Recalling the sad experience he had recently, a man who identified himself as Monday said: “On May 2 this year, I remember the traffic situation we experienced was very, very hectic. I saw people trekking to and from their destination. As a matter of fact, some people trekked from Iyana Iba to Mile 2.
“People said it was because of the heavy rain that fell that day, which rendered the road terribly bad. Motorists were rooted to the same spot for upward of seven hours. No one who was in the vehicle moved an inch because the road was bad; people were trapped. Some simply alighted and started trekking.
“You can imagine the agony of commercial bus drivers. Some of them thought it was the usual traffic situation that only lasted for minutes. But that one was different. It lasted for about seven hours.
“The traffic situation was enough to cause people’s blood pressure to shoot up. Imagine a driver who was supposed to make a delivery of about N5,000 to his vehicle owner being trapped at the same spot all day. Where would he get the money to pay?
“Imagine how it feels being in the traffic for that long. Yet, this is the scenario most people pass through every day.”
Mr. Samuel Awere, a trader at Iyana Iba, described the traffic as a big challenge, which happens all day. He stressed that the situation has always been unbearable, even as, on a bad day, people spend hours trapped on the road between Iyana Iba and Volkswagen bus stops.
“I had to return home one day because of the heavy traffic,” he said. “When I saw that the situation was simply unbearable, I quietly retreated.”
Awere said the cause of the hold-up was the bad road and potholes often caused by the rain, and the recklessness of some drivers.
He lamented that the situation was not supposed to be commonplace on such a highway of international status. He said what was being experienced on it every day was enough to destabilise one’s life. In his words, it could cause one some setbacks.
Awere called on government to hasten the reconstruction of the road: “The federal and state governments should please come to our aid. They need to fast-track the reconstruction of this road so as to reduce our pain. It is too much.”
He notd that, once the daily hold-up begins at Iyana Iba, hoodlums simply cash in to cause some mischief and crime.
A woman who didn’t want her name mentioned disclosed that another woman was murdered in the area days before she met the reporter.
“There was some traffic that day. Some bad boys simply attacked the woman and demanded her phone but she refused to give it to them; she started shouting. So they stabbed her.
“Government should please help us fill a particular portion on that road, which causes the problem,” she said.
Other road users told Daily Sun that, if the road could be reconstructed within a short while, it would make the facility free of hassles and crime, especially at Iyana Iba.

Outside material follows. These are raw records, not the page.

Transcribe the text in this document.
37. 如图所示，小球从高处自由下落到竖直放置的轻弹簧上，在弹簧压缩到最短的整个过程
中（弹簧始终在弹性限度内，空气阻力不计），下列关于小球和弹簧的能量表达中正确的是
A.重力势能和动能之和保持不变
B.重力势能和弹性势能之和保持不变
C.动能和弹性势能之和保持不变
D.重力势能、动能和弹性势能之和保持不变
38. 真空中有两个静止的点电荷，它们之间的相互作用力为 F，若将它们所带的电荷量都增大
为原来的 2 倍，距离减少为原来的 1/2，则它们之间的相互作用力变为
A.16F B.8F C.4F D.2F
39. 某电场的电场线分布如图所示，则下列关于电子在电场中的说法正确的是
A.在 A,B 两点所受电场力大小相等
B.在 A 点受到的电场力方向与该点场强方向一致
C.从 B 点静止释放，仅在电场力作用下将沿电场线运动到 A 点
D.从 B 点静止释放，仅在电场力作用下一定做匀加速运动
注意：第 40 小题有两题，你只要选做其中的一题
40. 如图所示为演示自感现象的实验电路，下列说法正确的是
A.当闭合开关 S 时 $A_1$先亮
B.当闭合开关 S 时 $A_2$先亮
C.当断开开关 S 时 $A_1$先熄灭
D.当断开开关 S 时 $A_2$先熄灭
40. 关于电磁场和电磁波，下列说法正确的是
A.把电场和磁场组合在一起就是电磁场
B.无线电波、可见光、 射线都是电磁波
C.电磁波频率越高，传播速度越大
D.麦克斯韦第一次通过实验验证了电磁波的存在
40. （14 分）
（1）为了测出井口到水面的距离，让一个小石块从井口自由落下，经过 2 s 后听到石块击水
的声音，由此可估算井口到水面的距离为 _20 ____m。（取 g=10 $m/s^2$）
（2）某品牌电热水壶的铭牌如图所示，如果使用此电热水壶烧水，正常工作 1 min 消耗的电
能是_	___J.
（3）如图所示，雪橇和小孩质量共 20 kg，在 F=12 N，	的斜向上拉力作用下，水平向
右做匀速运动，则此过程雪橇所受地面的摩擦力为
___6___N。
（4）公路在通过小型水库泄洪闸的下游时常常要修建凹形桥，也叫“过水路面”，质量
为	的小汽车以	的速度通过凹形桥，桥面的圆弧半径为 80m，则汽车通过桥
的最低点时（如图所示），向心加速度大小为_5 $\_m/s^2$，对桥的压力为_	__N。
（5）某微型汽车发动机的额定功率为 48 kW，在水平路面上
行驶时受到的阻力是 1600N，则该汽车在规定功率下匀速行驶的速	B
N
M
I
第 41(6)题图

For Mr. Ezekiel Okafor, an okada operator: “The traffic situation on this road is terrible. It is a big challenge to us. We are pleading with the authorities to complete the work they started.
“They need to force the street traders at Iyana Iba to leave; they need to be given a place away from the area to trade. They constitute a lot of nuisance there. They are the cause of the congestion we often experience there.
“When you get there any day, you will see a huge crowd that comes to buy and sell. Government should help us disperse them; they are the cause of our pain.
“I can’t wait to see this road done. I’m using this opportunity to challenge the authorities to do something about this road now. I can’t cease to imagine how this Iyana Iba will look like when the reconstruction work on this road is completed. I guess this spot will be a much better place,” he said.